We therefore conclude the court incorrectly applied the primary assumption of risk doctrine to absolve Escape of a duty to provide safe landing procedures. However, this conclusion does not end our analysis. We must also consider whether Grotheer’s negligence claim fails as a matter of law because she has not demonstrated the existence of a triable issue of fact on causation. (Coral Construction, Inc. v. City and County of San Francisco (2010) 50 Cal.4th 315, 336 [113 Cal. Rptr. 3d 279, 235 P.3d 947] [“‘[i]t is axiomatic that [HN19] we review the trial court’s rulings and not its reasoning'” and [*1303] “[t]hus, a reviewing court may affirm a trial court’s decision granting summary judgment for an erroneous reason”].)
D. Any Lack of Safety Instructions Was Not a Substantial Factor in Causing Grotheer’s Injury
[HN20] (14) “The elements of actionable negligence, in addition to a duty to use due care, [are] breach of that duty and a proximate or legal causal connection between the breach and plaintiff’s injuries.” (Onciano v. Golden Palace Restaurant, Inc. (1990) 219 Cal.App.3d 385, 394 [268 Cal. Rptr. 96] (Onciano).) [HN21] (15) To be considered a proximate cause of an injury, the acts of the defendant must have been a “substantial factor” in contributing to the injury. (Rutherford v. Owens-Illinois, Inc. (1997) 16 Cal.4th 953, 969 [67 Cal. Rptr. 2d 16, 941 P.2d 1203].) Generally, a defendant’s conduct is a substantial [**33] factor if the injury would not have occurred but for the defendant’s conduct. (Ibid.) If the injury “‘would have happened anyway, whether the defendant was negligent or not, then his or her negligence was not a cause in fact, and of course cannot be the legal or responsible cause.'” (Toste v. CalPortland Construction (2016) 245 Cal.App.4th 362, 370 [199 Cal. Rptr. 3d 522], quoting 6 Witkin, Summary of Cal. Law (10th ed. 2005) Torts, § 1185, p. 552.) As our high court has explained, “‘a force which plays only an “infinitesimal” or “theoretical” part in bringing about injury, damage, or loss is not a substantial factor.'” (Bockrath v. Aldrich Chemical Co. (1999) 21 Cal.4th 71, 79 [86 Cal. Rptr. 2d 846, 980 P.2d 398].)
[HN22] While proximate cause ordinarily is a question of fact, it may be decided as a question of law if “‘”‘under the undisputed facts, there is no room for a reasonable difference of opinion.'”‘” (Onciano, supra, 219 Cal.App.3d at p. 395.) As noted, once a defendant claiming the plaintiff cannot satisfy an element of his or her claim meets the initial burden of production, the burden shifts to the plaintiff to demonstrate a triable issue of fact. (Aguilar, supra, 25 Cal.4th at pp. 850-851.) When the evidence supports only one reasonable inference as to the cause of the plaintiff’s injury, courts should not engage in “unreasonable speculation that other contradictory evidence exists but was not adduced in the summary judgment proceedings.” (Constance B. v. State of California (1986) 178 Cal.App.3d 200, 211 [223 Cal. Rptr. 645] [dismissal [**34] of negligence claim was proper because no reasonable fact finder could find a causal nexus between defendant store owner’s improper lighting and the assault on plaintiff based on the evidence presented during the summary judgment proceedings].)

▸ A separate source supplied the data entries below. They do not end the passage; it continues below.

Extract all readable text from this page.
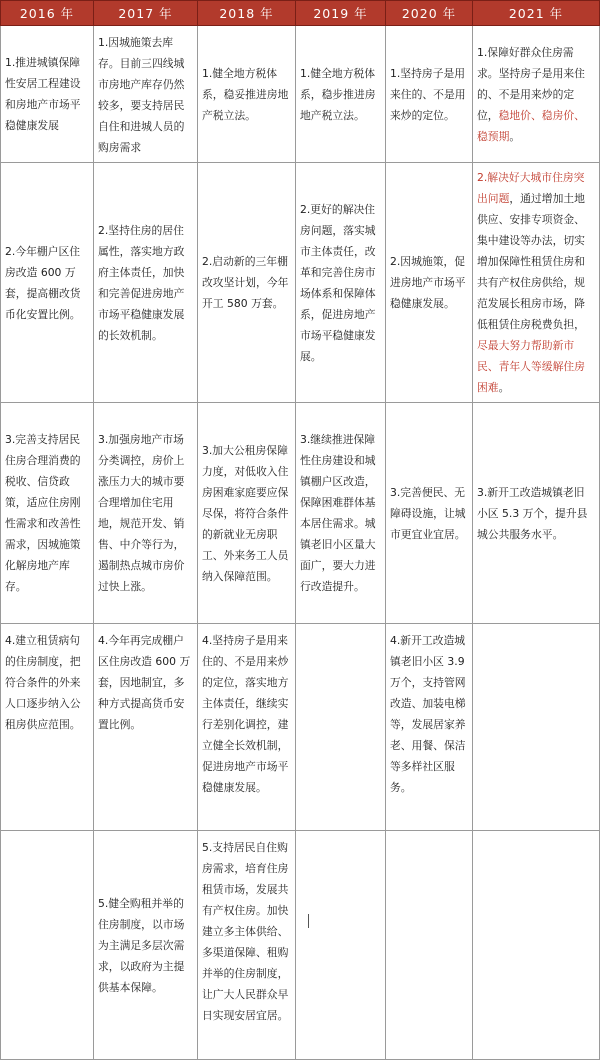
2016 年	2017 年	2018 年	2019 年	2020 年	2021 年
1.推进城镇保障性安居工程建设和房地产市场平稳健康发展	1.因城施策去库存。目前三四线城市房地产库存仍然较多，要支持居民自住和进城人员的购房需求	1.健全地方税体系，稳妥推进房地产税立法。	1.健全地方税体系，稳步推进房地产税立法。	1.坚持房子是用来住的、不是用来炒的定位。	1.保障好群众住房需求。坚持房子是用来住的、不是用来炒的定位，稳地价、稳房价、稳预期。
2.今年棚户区住房改造 600 万套，提高棚改货币化安置比例。	2.坚持住房的居住属性，落实地方政府主体责任，加快和完善促进房地产市场平稳健康发展的长效机制。	2.启动新的三年棚改攻坚计划，今年开工 580 万套。	2.更好的解决住房问题，落实城市主体责任，改革和完善住房市场体系和保障体系，促进房地产市场平稳健康发展。	2.因城施策，促进房地产市场平稳健康发展。	2.解决好大城市住房突出问题，通过增加土地供应、安排专项资金、集中建设等办法，切实增加保障性租赁住房和共有产权住房供给，规范发展长租房市场，降低租赁住房税费负担，尽最大努力帮助新市民、青年人等缓解住房困难。
3.完善支持居民住房合理消费的税收、信贷政策，适应住房刚性需求和改善性需求，因城施策化解房地产库存。	3.加强房地产市场分类调控，房价上涨压力大的城市要合理增加住宅用地，规范开发、销售、中介等行为，遏制热点城市房价过快上涨。	3.加大公租房保障力度，对低收入住房困难家庭要应保尽保，将符合条件的新就业无房职工、外来务工人员纳入保障范围。	3.继续推进保障性住房建设和城镇棚户区改造，保障困难群体基本居住需求。城镇老旧小区量大面广，要大力进行改造提升。	3.完善便民、无障碍设施，让城市更宜业宜居。	3.新开工改造城镇老旧小区 5.3 万个，提升县城公共服务水平。
4.建立租赁病句的住房制度，把符合条件的外来人口逐步纳入公租房供应范围。	4.今年再完成棚户区住房改造 600 万套，因地制宜，多种方式提高货币安置比例。	4.坚持房子是用来住的、不是用来炒的定位，落实地方主体责任，继续实行差别化调控，建立健全长效机制，促进房地产市场平稳健康发展。		4.新开工改造城镇老旧小区 3.9 万个，支持管网改造、加装电梯等，发展居家养老、用餐、保洁等多样社区服务。	
	5.健全购租并举的住房制度，以市场为主满足多层次需求，以政府为主提供基本保障。	5.支持居民自住购房需求，培育住房租赁市场，发展共有产权住房。加快建立多主体供给、多渠道保障、租购并举的住房制度，让广大人民群众早日实现安居宜居。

As explained in the previous part, the purpose of the safety instructions is to reduce injury in the event of rough landings. Here, however, the undisputed descriptions of the landing establish it was not merely rough, but rather [*1304] was a forceful and violent event–a crash. According to Boyd and Kristi Roberts, whose uncontested descriptions are the most detailed, the basket was descending “pretty fast” when it hit the fence with such force it “knocked it right apart,” taking out several fence sections. The basket then hit the ground “hard” and skidded for about 40 yards, becoming more and more horizontal as it was dragged, before coming to a stop on its side with Grotheer’s section on the bottom. Gallagher, the pilot, said the balloon had been descending more quickly than he had anticipated when the basket made a “hard landing, first on the fence and then on the ground.” Grotheer too described both impacts as “hard.” Both Grotheer and Kristi [**35] said they had been holding on to the handles (Kristi as tightly as she could) but were unable to keep from slipping or falling.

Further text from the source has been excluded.